The ASA’s original ruling also highlighted the literal approach the ASA sometimes takes to advertising regulation. However, advertisers will be reassured by the knowledge that the revised ruling fell in line with Jason Bannister’s hope (in response to the original ruling) that “common sense will prevail", and fortunately (on this occasion) it has.
Is this the season for root and branch reform?
In spring this year, the ASA published Dame Janet Paraskeva’s Independent Audit of the ASA’s Commitment to Good Regulation. Fortunately, in this electronic age, publication did not entail the destruction of a large number of trees, because in truth, Dame Janet’s report was not accompanied by much fanfare and does not seem to have provoked much comment.
Perhaps that is because by and large, she seems largely uncritical of the ASA; and with good reason. The one aspect of the ASA’s regime that does seem to have generated some substantive ideas for reform is the Independent Review system.
The audit suggests clarifying that there are 3 possible grounds for complaint: new evidence; a substantial flaw in process; or a substantial flaw in the Council’s decision. It also suggests that in order to preserve the ‘independence’ of the ‘Independent Review’, the chairs of the ASA and of the Advertising Standards Board of Finance (ASBOF), the body that controls the funding of the ASA, should no longer act as assessors, assisting the Independent Reviewer.
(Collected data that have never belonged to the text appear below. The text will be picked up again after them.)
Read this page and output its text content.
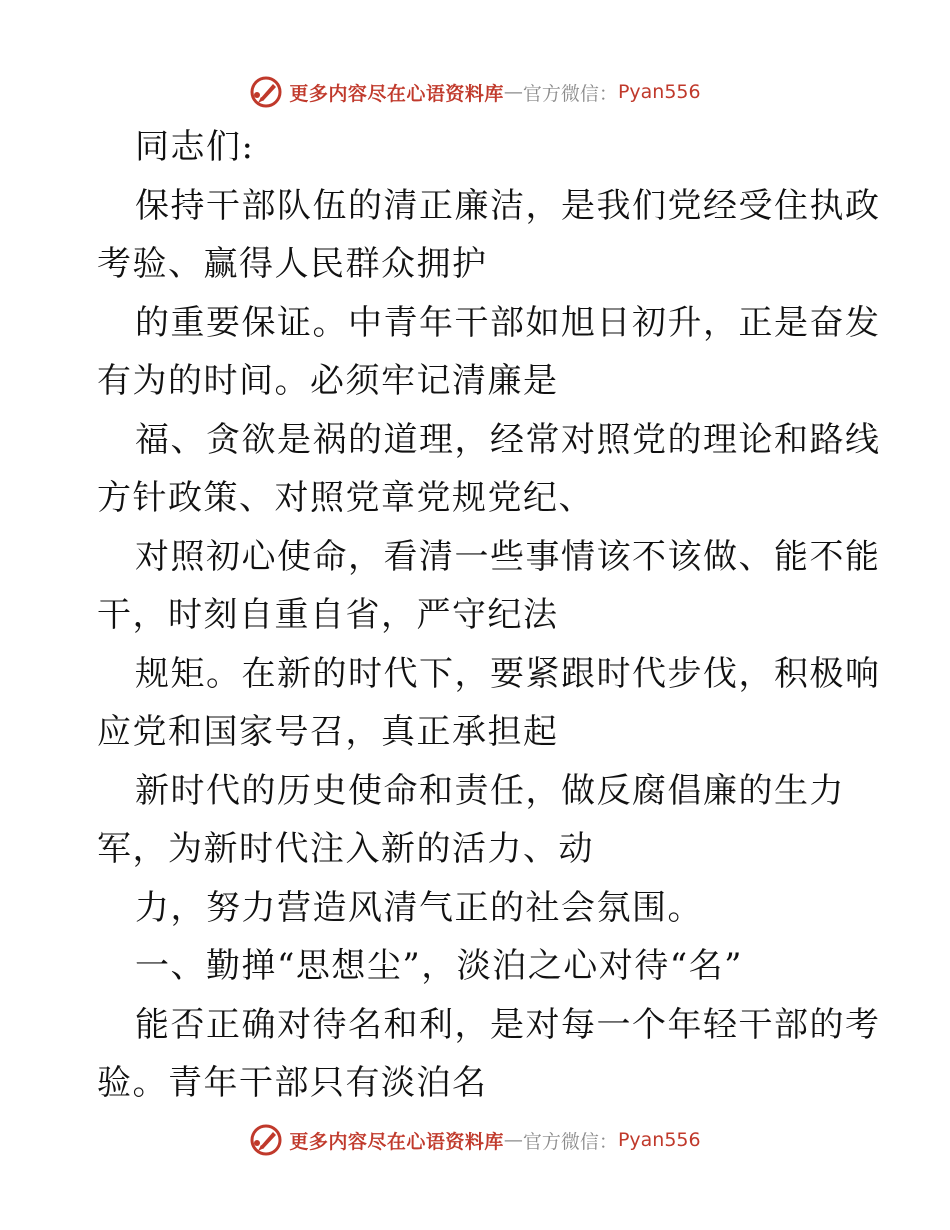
更多内容尽在心语资料库 — 官方微信： Pyan556
同志们:
保持干部队伍的清正廉洁，是我们党经受住执政
考验、赢得人民群众拥护
的重要保证。中青年干部如旭日初升，正是奋发
有为的时间。必须牢记清廉是
福、贪欲是祸的道理，经常对照党的理论和路线
方针政策、对照党章党规党纪、
对照初心使命，看清一些事情该不该做、能不能
干，时刻自重自省，严守纪法
规矩。在新的时代下，要紧跟时代步伐，积极响
应党和国家号召，真正承担起
新时代的历史使命和责任，做反腐倡廉的生力
军，为新时代注入新的活力、动
力，努力营造风清气正的社会氛围。
一、勤掸“思想尘”，淡泊之心对待“名”
能否正确对待名和利，是对每一个年轻干部的考
验。青年干部只有淡泊名
更多内容尽在心语资料库 — 官方微信： Pyan556
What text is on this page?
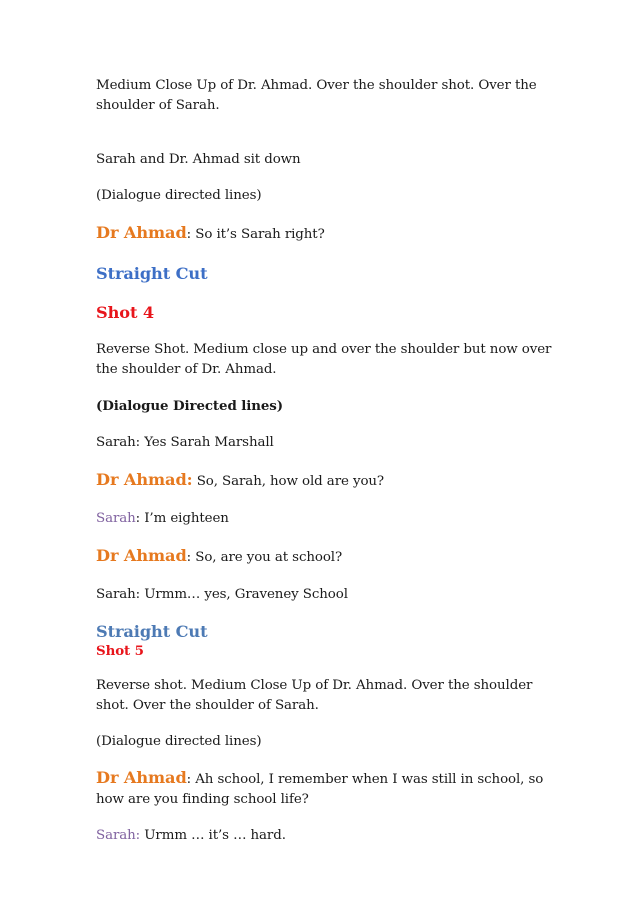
Medium Close Up of Dr. Ahmad. Over the shoulder shot. Over the shoulder of Sarah.

Sarah and Dr. Ahmad sit down

(Dialogue directed lines)

Dr Ahmad: So it’s Sarah right?

Straight Cut

Shot 4

Reverse Shot. Medium close up and over the shoulder but now over the shoulder of Dr. Ahmad.

(Dialogue Directed lines)

Sarah: Yes Sarah Marshall

Dr Ahmad: So, Sarah, how old are you?

Sarah: I’m eighteen

Dr Ahmad: So, are you at school?

Sarah: Urmm… yes, Graveney School

Straight Cut

Shot 5

Reverse shot. Medium Close Up of Dr. Ahmad. Over the shoulder shot. Over the shoulder of Sarah.

(Dialogue directed lines)

Dr Ahmad: Ah school, I remember when I was still in school, so how are you finding school life?

Sarah: Urmm … it’s … hard.
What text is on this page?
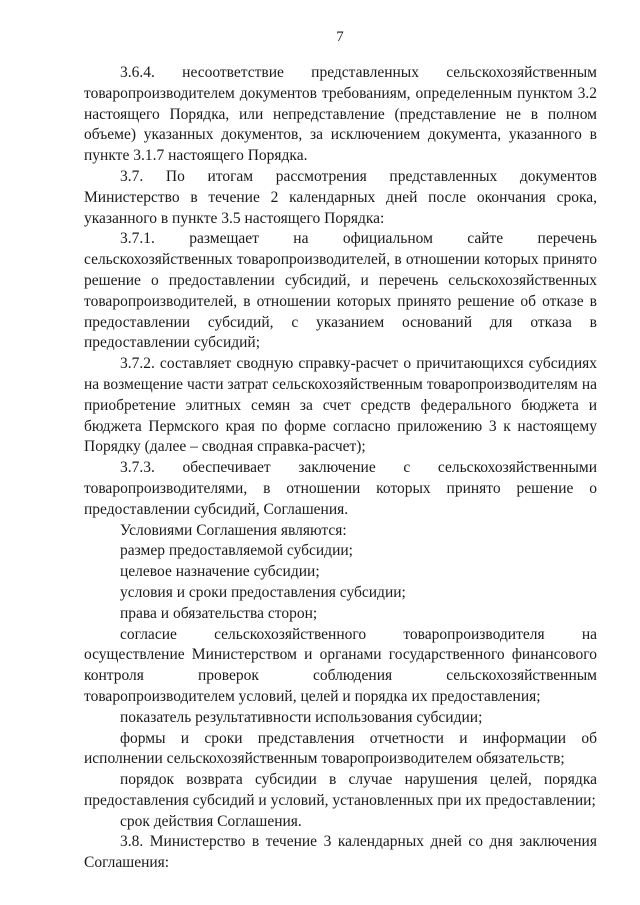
7

3.6.4. несоответствие представленных сельскохозяйственным товаропроизводителем документов требованиям, определенным пунктом 3.2 настоящего Порядка, или непредставление (представление не в полном объеме) указанных документов, за исключением документа, указанного в пункте 3.1.7 настоящего Порядка.

3.7. По итогам рассмотрения представленных документов Министерство в течение 2 календарных дней после окончания срока, указанного в пункте 3.5 настоящего Порядка:

3.7.1. размещает на официальном сайте перечень сельскохозяйственных товаропроизводителей, в отношении которых принято решение о предоставлении субсидий, и перечень сельскохозяйственных товаропроизводителей, в отношении которых принято решение об отказе в предоставлении субсидий, с указанием оснований для отказа в предоставлении субсидий;

3.7.2. составляет сводную справку-расчет о причитающихся субсидиях на возмещение части затрат сельскохозяйственным товаропроизводителям на приобретение элитных семян за счет средств федерального бюджета и бюджета Пермского края по форме согласно приложению 3 к настоящему Порядку (далее – сводная справка-расчет);

3.7.3. обеспечивает заключение с сельскохозяйственными товаропроизводителями, в отношении которых принято решение о предоставлении субсидий, Соглашения.

Условиями Соглашения являются:

размер предоставляемой субсидии;

целевое назначение субсидии;

условия и сроки предоставления субсидии;

права и обязательства сторон;

согласие сельскохозяйственного товаропроизводителя на осуществление Министерством и органами государственного финансового контроля проверок соблюдения сельскохозяйственным товаропроизводителем условий, целей и порядка их предоставления;

показатель результативности использования субсидии;

формы и сроки представления отчетности и информации об исполнении сельскохозяйственным товаропроизводителем обязательств;

порядок возврата субсидии в случае нарушения целей, порядка предоставления субсидий и условий, установленных при их предоставлении;

срок действия Соглашения.

3.8. Министерство в течение 3 календарных дней со дня заключения Соглашения:
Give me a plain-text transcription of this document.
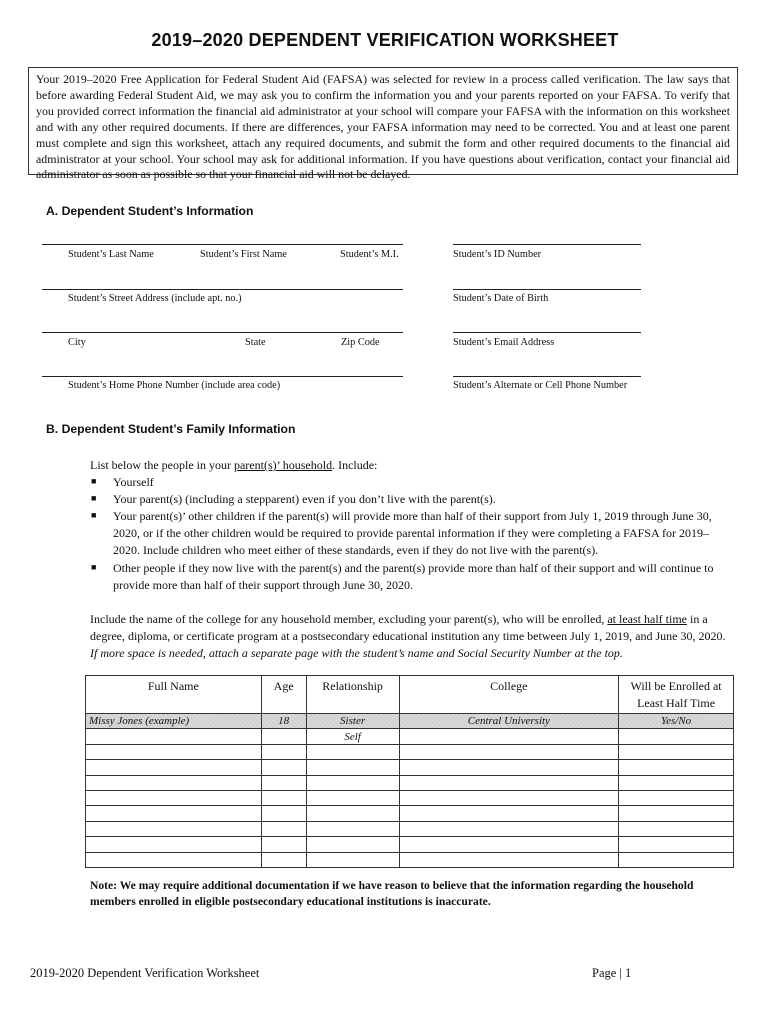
2019–2020 DEPENDENT VERIFICATION WORKSHEET
Your 2019–2020 Free Application for Federal Student Aid (FAFSA) was selected for review in a process called verification. The law says that before awarding Federal Student Aid, we may ask you to confirm the information you and your parents reported on your FAFSA. To verify that you provided correct information the financial aid administrator at your school will compare your FAFSA with the information on this worksheet and with any other required documents. If there are differences, your FAFSA information may need to be corrected. You and at least one parent must complete and sign this worksheet, attach any required documents, and submit the form and other required documents to the financial aid administrator at your school. Your school may ask for additional information. If you have questions about verification, contact your financial aid administrator as soon as possible so that your financial aid will not be delayed.
A. Dependent Student’s Information
Student’s Last Name	Student’s First Name	Student’s M.I.	Student’s ID Number
Student’s Street Address (include apt. no.)	Student’s Date of Birth
City	State	Zip Code	Student’s Email Address
Student’s Home Phone Number (include area code)	Student’s Alternate or Cell Phone Number
B. Dependent Student’s Family Information
List below the people in your parent(s)’ household. Include:
■ Yourself
■ Your parent(s) (including a stepparent) even if you don’t live with the parent(s).
■ Your parent(s)’ other children if the parent(s) will provide more than half of their support from July 1, 2019 through June 30, 2020, or if the other children would be required to provide parental information if they were completing a FAFSA for 2019–2020. Include children who meet either of these standards, even if they do not live with the parent(s).
■ Other people if they now live with the parent(s) and the parent(s) provide more than half of their support and will continue to provide more than half of their support through June 30, 2020.
Include the name of the college for any household member, excluding your parent(s), who will be enrolled, at least half time in a degree, diploma, or certificate program at a postsecondary educational institution any time between July 1, 2019, and June 30, 2020. If more space is needed, attach a separate page with the student’s name and Social Security Number at the top.
Full Name	Age	Relationship	College	Will be Enrolled at Least Half Time
Missy Jones (example)	18	Sister	Central University	Yes/No
		Self		

Note: We may require additional documentation if we have reason to believe that the information regarding the household members enrolled in eligible postsecondary educational institutions is inaccurate.
2019-2020 Dependent Verification Worksheet	Page | 1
Dame Janet also suggests that the ASA should publish an annual review of its Independent Reviews.
More interesting is the suggestion the ASA should conduct a review of good practice in independent review and appeal processes in other UK regulators and in advertising regulators in other countries and consider improvements it might make. Elsewhere in the report she states that the business representatives that she interviewed bemoaned the absence of an opportunity to make oral submissions.
When the ASA conducted a procedural review a few years ago, we suggested a system that borrowed some of the best features of the procedures used by the National Advertising Division of the Better Business Bureau in the United States of America, known as the NAD. Unfortunately, our views did not find favour.
Since then, we have also had the opportunity to experience the Dutch Advertising Self-Regulatory system, collaborating with our colleagues from the Global Advertising Lawyers Alliance in The Netherlands to bring a successful complaint for Garmin against advertising by TomTom. That system includes an oral hearing, giving both parties to the dispute an opportunity to state their case direct to the adjudicating panel, and to face questions from the panel about their submissions. The result was a relatively quick process resulting in a robust decision. Well, our client won, anyway.
Finally, we would also suggest greater clarity around the circumstances when the ASA will delay publication of an adjudication pending Independent Review, and the criteria to be applied when they make that assessment. Should that decision be left to the Chief Executive of the ASA, or should it be made by someone independent?
So, perhaps its time for the ASA to turn over a new leaf?